Лунный Тигр - Пенелопа Лайвли
Шрифт:
Интервал:
Закладка:
И он думает, что всегда был немного влюблен в Клаудию, она всегда казалась ему умнее, и ярче, и интереснее всех остальных людей, всегда он говорил с ней о чем угодно, и всегда уходя от нее, он словно бы что-то утрачивал. Генри не любит Клаудию, он ревнует, а еще он ее боится. Многие люди боятся Клаудию. Но не я. Я не такой умный, как Клаудия, но никогда она не давила на меня, как иногда давила на других людей, она всегда слушала меня, даже если иной раз и смеялась. Бывало, что мы с ней ссорились, но всегда сразу мирились.

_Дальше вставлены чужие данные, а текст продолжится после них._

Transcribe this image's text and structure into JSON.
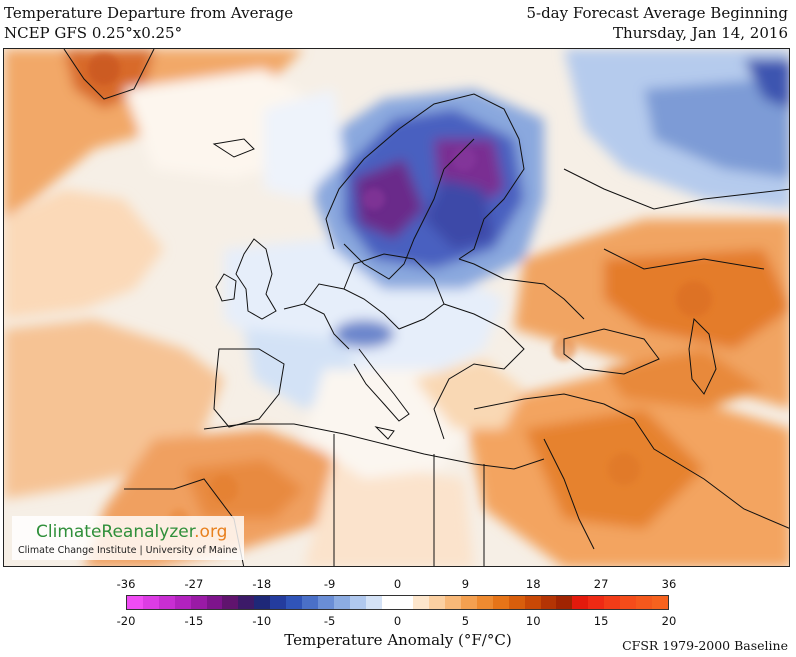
{
  "header": {
    "title_left_1": "Temperature Departure from Average",
    "title_left_2": "NCEP GFS 0.25°x0.25°",
    "title_right_1": "5-day Forecast Average Beginning",
    "title_right_2": "Thursday, Jan 14, 2016"
  },
  "watermark": {
    "brand_main": "ClimateReanalyzer",
    "brand_suffix": ".org",
    "affiliation": "Climate Change Institute | University of Maine"
  },
  "legend": {
    "fahrenheit_ticks": [
      "-36",
      "-27",
      "-18",
      "-9",
      "0",
      "9",
      "18",
      "27",
      "36"
    ],
    "celsius_ticks": [
      "-20",
      "-15",
      "-10",
      "-5",
      "0",
      "5",
      "10",
      "15",
      "20"
    ],
    "title": "Temperature Anomaly (°F/°C)",
    "baseline": "CFSR 1979-2000 Baseline",
    "colors": [
      "#f04cf4",
      "#dc3ce4",
      "#c82ed2",
      "#b222be",
      "#9a1aa6",
      "#7e148c",
      "#60146e",
      "#3c1a68",
      "#1e2878",
      "#243c9e",
      "#3054b8",
      "#4a70c8",
      "#6a8ed6",
      "#8cacE2",
      "#b0c8ee",
      "#d4e2f6",
      "#ffffff",
      "#ffffff",
      "#fde6cc",
      "#fbd0a2",
      "#f8b878",
      "#f4a050",
      "#ee8a30",
      "#e67418",
      "#d85e0c",
      "#c84806",
      "#b43404",
      "#a02402",
      "#e41a0c",
      "#ee2a14",
      "#f23c18",
      "#f44c1a",
      "#f4581c",
      "#f6621e"
    ]
  }
}
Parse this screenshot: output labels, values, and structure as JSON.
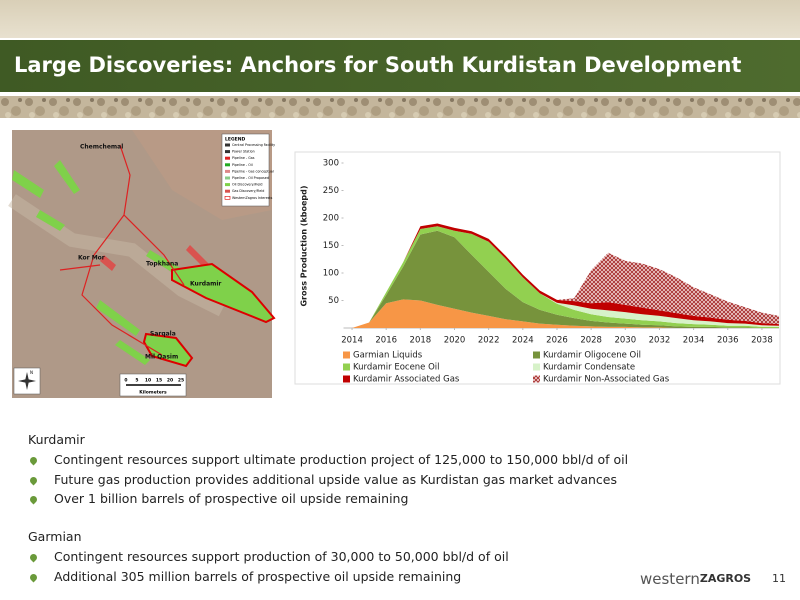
{
  "header": {
    "title": "Large Discoveries: Anchors for South Kurdistan Development"
  },
  "map": {
    "places": [
      "Chemchemal",
      "Kor Mor",
      "Topkhana",
      "Kurdamir",
      "Sarqala",
      "Mil Qasim"
    ],
    "legend_title": "LEGEND",
    "legend_items": [
      "Central Processing Facility",
      "Power Station",
      "Pipeline - Gas",
      "Pipeline - Oil",
      "Pipeline - Gas conceptual",
      "Pipeline - Oil Proposed",
      "Oil Discovery/Field",
      "Gas Discovery/Field",
      "WesternZagros Interests"
    ],
    "scale_labels": [
      "0",
      "5",
      "10",
      "15",
      "20",
      "25"
    ],
    "scale_unit": "Kilometers",
    "north": "N"
  },
  "chart_data": {
    "type": "stacked_area",
    "y_label": "Gross Production (kboepd)",
    "x": [
      2014,
      2015,
      2016,
      2017,
      2018,
      2019,
      2020,
      2021,
      2022,
      2023,
      2024,
      2025,
      2026,
      2027,
      2028,
      2029,
      2030,
      2031,
      2032,
      2033,
      2034,
      2035,
      2036,
      2037,
      2038,
      2039
    ],
    "xlim": [
      2013.5,
      2039
    ],
    "xticks": [
      2014,
      2016,
      2018,
      2020,
      2022,
      2024,
      2026,
      2028,
      2030,
      2032,
      2034,
      2036,
      2038
    ],
    "ylim": [
      0,
      300
    ],
    "yticks": [
      50,
      100,
      150,
      200,
      250,
      300
    ],
    "series": [
      {
        "name": "Garmian Liquids",
        "color": "#f79646",
        "values": [
          0,
          10,
          45,
          52,
          50,
          42,
          35,
          28,
          22,
          16,
          12,
          8,
          6,
          4,
          3,
          2,
          2,
          1,
          1,
          0,
          0,
          0,
          0,
          0,
          0,
          0
        ]
      },
      {
        "name": "Kurdamir Oligocene Oil",
        "color": "#77933c",
        "values": [
          0,
          0,
          15,
          60,
          120,
          135,
          130,
          105,
          80,
          55,
          35,
          25,
          18,
          14,
          10,
          8,
          6,
          5,
          4,
          3,
          2,
          2,
          1,
          1,
          0,
          0
        ]
      },
      {
        "name": "Kurdamir Eocene Oil",
        "color": "#92d050",
        "values": [
          0,
          0,
          5,
          8,
          10,
          8,
          12,
          38,
          55,
          55,
          45,
          30,
          20,
          15,
          12,
          10,
          9,
          8,
          7,
          6,
          5,
          4,
          3,
          3,
          2,
          2
        ]
      },
      {
        "name": "Kurdamir Condensate",
        "color": "#d7f2c9",
        "values": [
          0,
          0,
          0,
          0,
          0,
          0,
          0,
          0,
          0,
          0,
          0,
          0,
          2,
          8,
          10,
          12,
          12,
          11,
          10,
          9,
          7,
          6,
          5,
          4,
          3,
          2
        ]
      },
      {
        "name": "Kurdamir Associated Gas",
        "color": "#c00000",
        "values": [
          0,
          0,
          0,
          0,
          5,
          5,
          5,
          5,
          5,
          5,
          5,
          5,
          5,
          8,
          10,
          15,
          13,
          12,
          10,
          9,
          8,
          7,
          6,
          5,
          4,
          3
        ]
      },
      {
        "name": "Kurdamir Non-Associated Gas",
        "color": "#c0504d",
        "hatch": true,
        "values": [
          0,
          0,
          0,
          0,
          0,
          0,
          0,
          0,
          0,
          0,
          0,
          0,
          0,
          5,
          60,
          90,
          80,
          80,
          75,
          65,
          52,
          42,
          33,
          25,
          19,
          15
        ]
      }
    ]
  },
  "sections": [
    {
      "heading": "Kurdamir",
      "bullets": [
        "Contingent resources support ultimate production project of 125,000 to 150,000 bbl/d of oil",
        "Future gas production provides additional upside value as Kurdistan gas market advances",
        "Over 1 billion barrels of prospective oil upside remaining"
      ]
    },
    {
      "heading": "Garmian",
      "bullets": [
        "Contingent resources support production of 30,000 to 50,000 bbl/d of oil",
        "Additional 305 million barrels of prospective oil upside remaining"
      ]
    }
  ],
  "footer": {
    "logo_light": "western",
    "logo_bold": "ZAGROS",
    "page": "11"
  }
}
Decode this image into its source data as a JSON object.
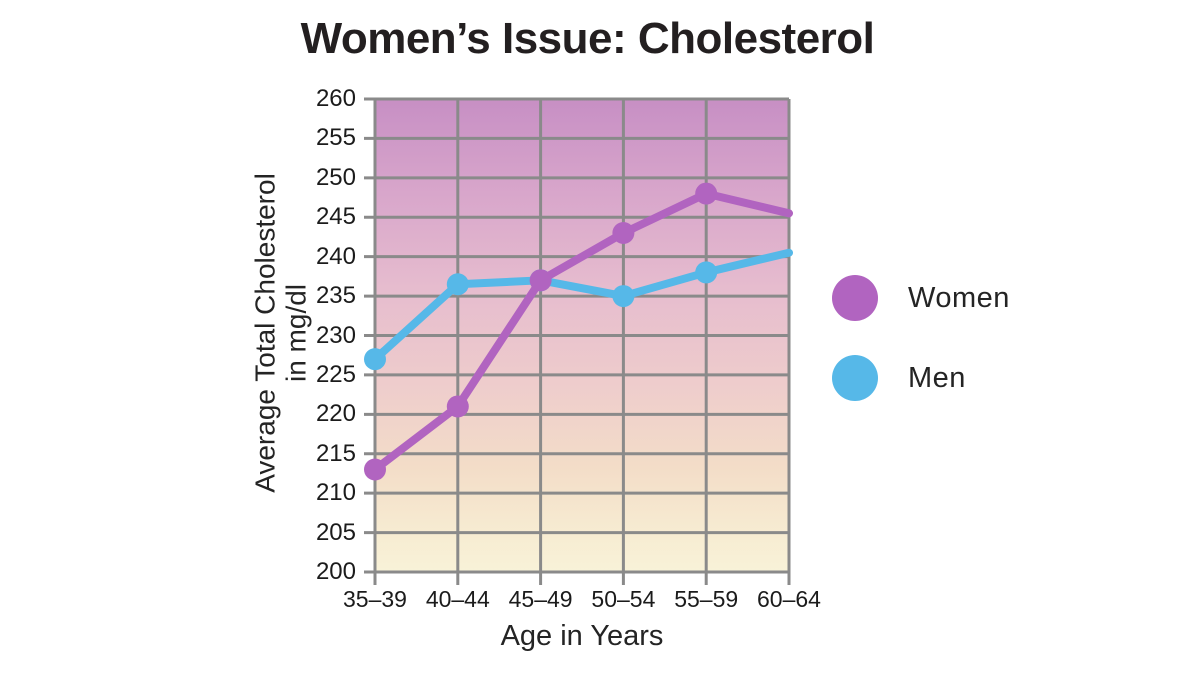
{
  "chart_data": {
    "type": "line",
    "title": "Women’s Issue: Cholesterol",
    "categories": [
      "35–39",
      "40–44",
      "45–49",
      "50–54",
      "55–59",
      "60–64"
    ],
    "series": [
      {
        "name": "Women",
        "color": "#b164c0",
        "values": [
          213,
          221,
          237,
          243,
          248,
          245.5
        ]
      },
      {
        "name": "Men",
        "color": "#56b8e8",
        "values": [
          227,
          236.5,
          237,
          235,
          238,
          240.5
        ]
      }
    ],
    "xlabel": "Age in Years",
    "ylabel": "Average Total Cholesterol in mg/dl",
    "ylabel_lines": [
      "Average Total Cholesterol",
      "in mg/dl"
    ],
    "ylim": [
      200,
      260
    ],
    "y_ticks": [
      200,
      205,
      210,
      215,
      220,
      225,
      230,
      235,
      240,
      245,
      250,
      255,
      260
    ],
    "grid": true,
    "grid_color": "#8a8a8a",
    "legend_position": "right",
    "last_point_marker": false,
    "background_gradient": [
      {
        "offset": "0%",
        "color": "#c78fc4"
      },
      {
        "offset": "20%",
        "color": "#d8a6cb"
      },
      {
        "offset": "40%",
        "color": "#e6bcce"
      },
      {
        "offset": "60%",
        "color": "#eecccc"
      },
      {
        "offset": "78%",
        "color": "#f3ddc8"
      },
      {
        "offset": "92%",
        "color": "#f7ecd2"
      },
      {
        "offset": "100%",
        "color": "#f8f2d8"
      }
    ]
  }
}
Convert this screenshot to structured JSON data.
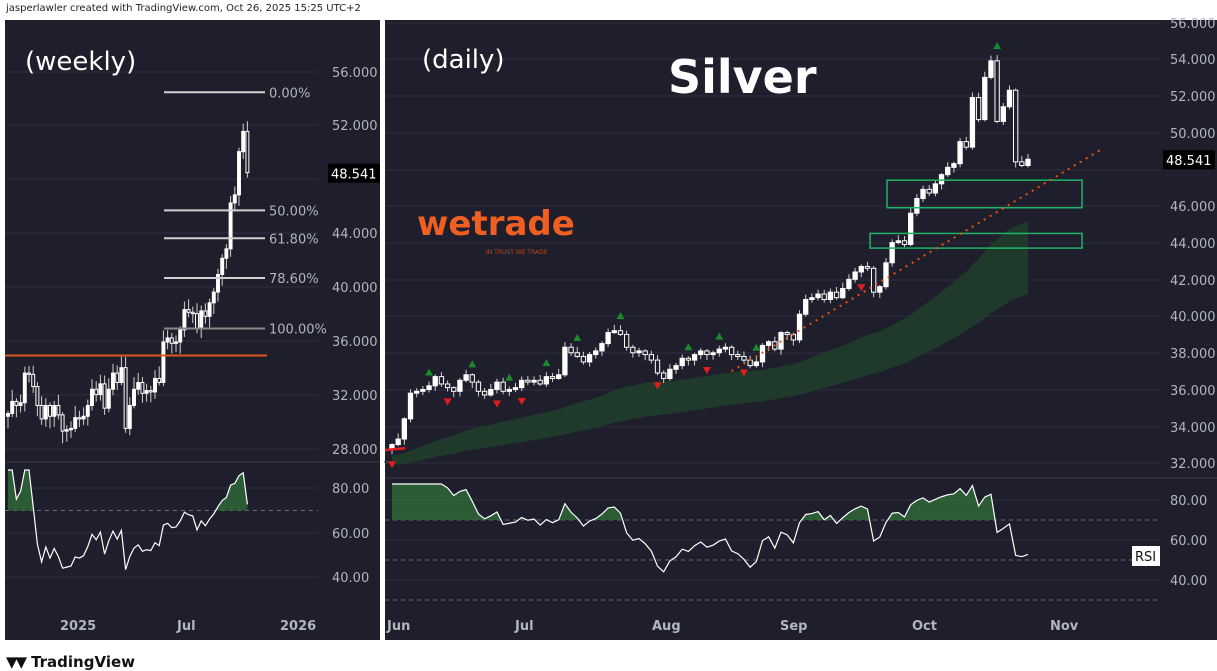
{
  "header": {
    "attribution": "jasperlawler created with TradingView.com, Oct 26, 2025 15:25 UTC+2"
  },
  "footer": {
    "brand": "TradingView",
    "logo_icon": "tradingview-logo-icon"
  },
  "annotations": {
    "weekly_label": "(weekly)",
    "daily_label": "(daily)",
    "title": "Silver",
    "logo_text": "wetrade",
    "logo_tagline": "IN TRUST WE TRADE",
    "rsi_tag": "RSI"
  },
  "colors": {
    "background": "#1e1e2c",
    "candle_up": "#ffffff",
    "accent_orange": "#e0561a",
    "zone_green": "#1fb365",
    "signal_up": "#1b8a2a",
    "signal_down": "#e01e1e",
    "cloud": "#1f3d2a"
  },
  "chart_data": [
    {
      "type": "candlestick",
      "title": "(weekly)",
      "last_price": "48.541",
      "y_ticks": [
        "56.000",
        "52.000",
        "48.000",
        "44.000",
        "40.000",
        "36.000",
        "32.000",
        "28.000"
      ],
      "x_ticks": [
        "2025",
        "Jul",
        "2026"
      ],
      "closes": [
        30.7,
        31.6,
        31.3,
        31.5,
        33.7,
        33.6,
        32.7,
        31.3,
        30.3,
        31.3,
        30.5,
        31.3,
        30.6,
        29.4,
        29.5,
        29.6,
        30.4,
        30.3,
        30.5,
        31.3,
        32.5,
        32.1,
        32.9,
        31.1,
        32.5,
        33.7,
        33.0,
        34.1,
        29.6,
        31.3,
        32.5,
        33.0,
        32.2,
        32.4,
        32.3,
        33.3,
        33.0,
        36.0,
        36.3,
        35.9,
        36.0,
        36.9,
        38.4,
        38.2,
        38.1,
        37.0,
        38.3,
        37.9,
        38.9,
        39.7,
        41.0,
        42.2,
        42.9,
        46.3,
        46.9,
        50.1,
        51.6,
        48.541
      ],
      "fibonacci": {
        "high": 54.5,
        "low": 37.0,
        "levels": [
          {
            "ratio": 0,
            "label": "0.00%"
          },
          {
            "ratio": 0.5,
            "label": "50.00%"
          },
          {
            "ratio": 0.618,
            "label": "61.80%"
          },
          {
            "ratio": 0.786,
            "label": "78.60%"
          },
          {
            "ratio": 1,
            "label": "100.00%"
          }
        ]
      },
      "horizontal_line": 35.0,
      "rsi": {
        "y_ticks": [
          "80.00",
          "60.00",
          "40.00"
        ],
        "overbought": 70
      }
    },
    {
      "type": "candlestick",
      "title": "(daily)",
      "last_price": "48.541",
      "y_ticks": [
        "56.000",
        "54.000",
        "52.000",
        "50.000",
        "48.000",
        "46.000",
        "44.000",
        "42.000",
        "40.000",
        "38.000",
        "36.000",
        "34.000",
        "32.000"
      ],
      "x_ticks": [
        "Jun",
        "Jul",
        "Aug",
        "Sep",
        "Oct",
        "Nov"
      ],
      "closes": [
        33.0,
        33.3,
        34.4,
        35.8,
        35.9,
        36.0,
        36.2,
        36.7,
        36.3,
        36.1,
        35.9,
        36.5,
        36.8,
        36.4,
        35.9,
        35.7,
        36.0,
        36.4,
        35.9,
        36.0,
        36.1,
        36.5,
        36.4,
        36.5,
        36.3,
        36.7,
        36.6,
        36.8,
        38.3,
        38.0,
        37.8,
        37.5,
        37.9,
        38.1,
        38.5,
        39.1,
        39.2,
        39.0,
        38.3,
        38.0,
        38.1,
        37.9,
        37.6,
        36.9,
        36.6,
        37.1,
        37.3,
        37.7,
        37.6,
        37.9,
        38.1,
        37.9,
        38.0,
        38.2,
        38.3,
        37.9,
        37.8,
        37.6,
        37.3,
        37.5,
        38.4,
        38.6,
        38.2,
        39.1,
        39.0,
        38.7,
        40.1,
        40.9,
        41.0,
        41.2,
        40.9,
        41.3,
        41.0,
        41.5,
        42.0,
        42.4,
        42.7,
        42.6,
        41.3,
        41.6,
        42.9,
        44.0,
        44.1,
        43.9,
        45.6,
        46.4,
        46.9,
        46.7,
        47.2,
        47.7,
        48.1,
        48.3,
        49.5,
        49.2,
        51.9,
        50.7,
        53.0,
        53.9,
        50.6,
        51.4,
        52.3,
        48.4,
        48.2,
        48.541
      ],
      "signals_up": [
        6,
        13,
        19,
        25,
        30,
        37,
        48,
        53,
        59,
        98
      ],
      "signals_down": [
        0,
        9,
        17,
        21,
        43,
        51,
        57,
        76
      ],
      "support_zones": [
        [
          45.9,
          47.4
        ],
        [
          43.7,
          44.5
        ]
      ],
      "trendline": {
        "from_index": 55,
        "from_price": 37.0,
        "to_index": 115,
        "to_price": 49.1
      },
      "rsi": {
        "y_ticks": [
          "80.00",
          "60.00",
          "40.00"
        ],
        "overbought": 70,
        "mid": 50,
        "oversold": 30
      }
    }
  ]
}
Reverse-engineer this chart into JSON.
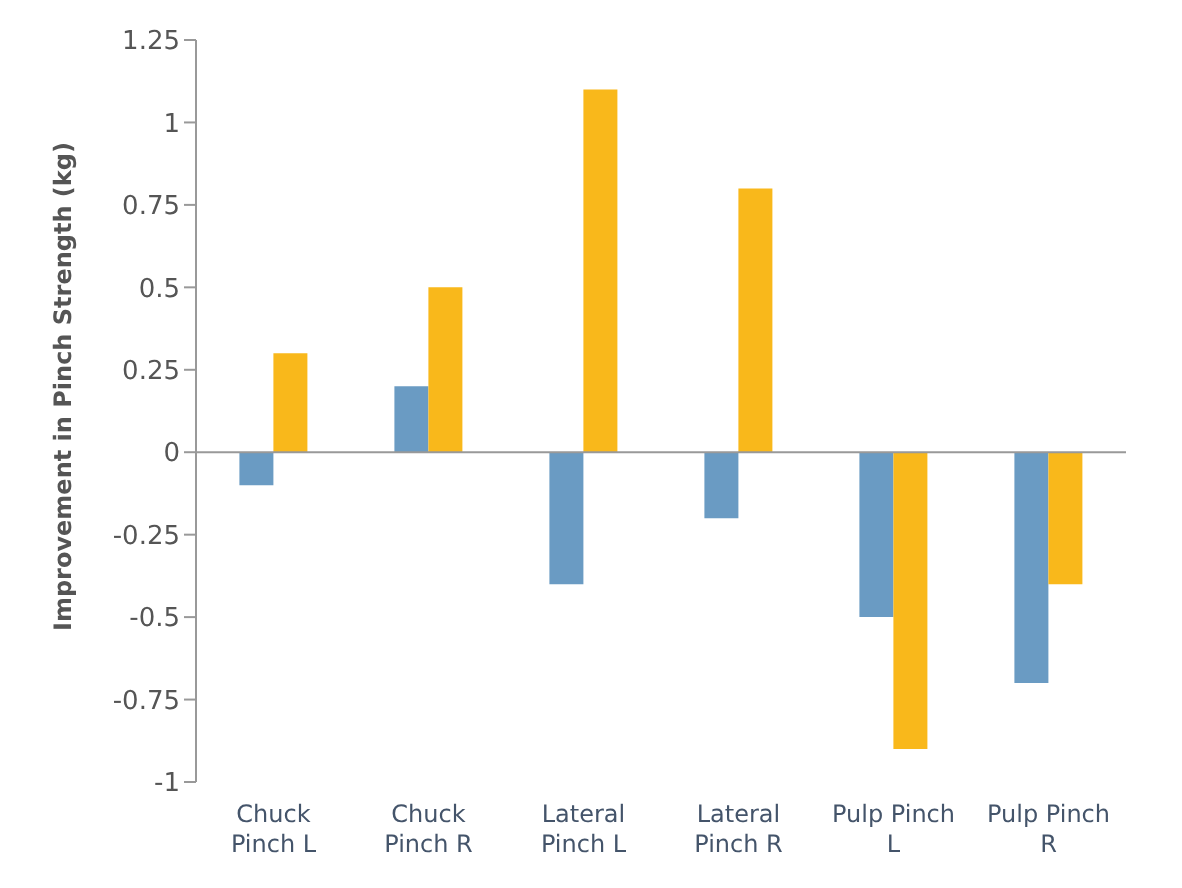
{
  "chart_data": {
    "type": "bar",
    "ylabel": "Improvement in Pinch Strength (kg)",
    "categories": [
      "Chuck Pinch L",
      "Chuck Pinch R",
      "Lateral Pinch L",
      "Lateral Pinch R",
      "Pulp Pinch L",
      "Pulp Pinch R"
    ],
    "series": [
      {
        "color": "#6a9bc3",
        "values": [
          -0.1,
          0.2,
          -0.4,
          -0.2,
          -0.5,
          -0.7
        ]
      },
      {
        "color": "#f9b81b",
        "values": [
          0.3,
          0.5,
          1.1,
          0.8,
          -0.9,
          -0.4
        ]
      }
    ],
    "ylim": [
      -1,
      1.25
    ],
    "yticks": [
      -1,
      -0.75,
      -0.5,
      -0.25,
      0,
      0.25,
      0.5,
      0.75,
      1,
      1.25
    ],
    "legend": false
  }
}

Лайза между тем говорит о Джаспере — с прохладцей. Она возила к нему сыновей, он дал им деньги на велосипеды. Богатенький щедрый Джаспер. При мысли о нем Лазло морщится: не стоило Клаудии связываться с таким человеком, как Джаспер, с пустым человеком, дельцом, не стоило тратить на него время. Роман, такой легкий краткий романчик, он бы понял, но долгие, многолетние отношения… и почему только люди совершают такие ошибки? Но Клаудия не разбирается в мужчинах — для такой красивой, блестящей женщины это необычно. Перед мысленным взором Лазло проходит несколько мужчин, и, должно быть, на его лице отражается неодобрение, потому что Клаудия спрашивает, с чего он вдруг принял такой свирепый вид. «И вовсе не свирепый, — отвечает он, — просто подумал о некоторых людях».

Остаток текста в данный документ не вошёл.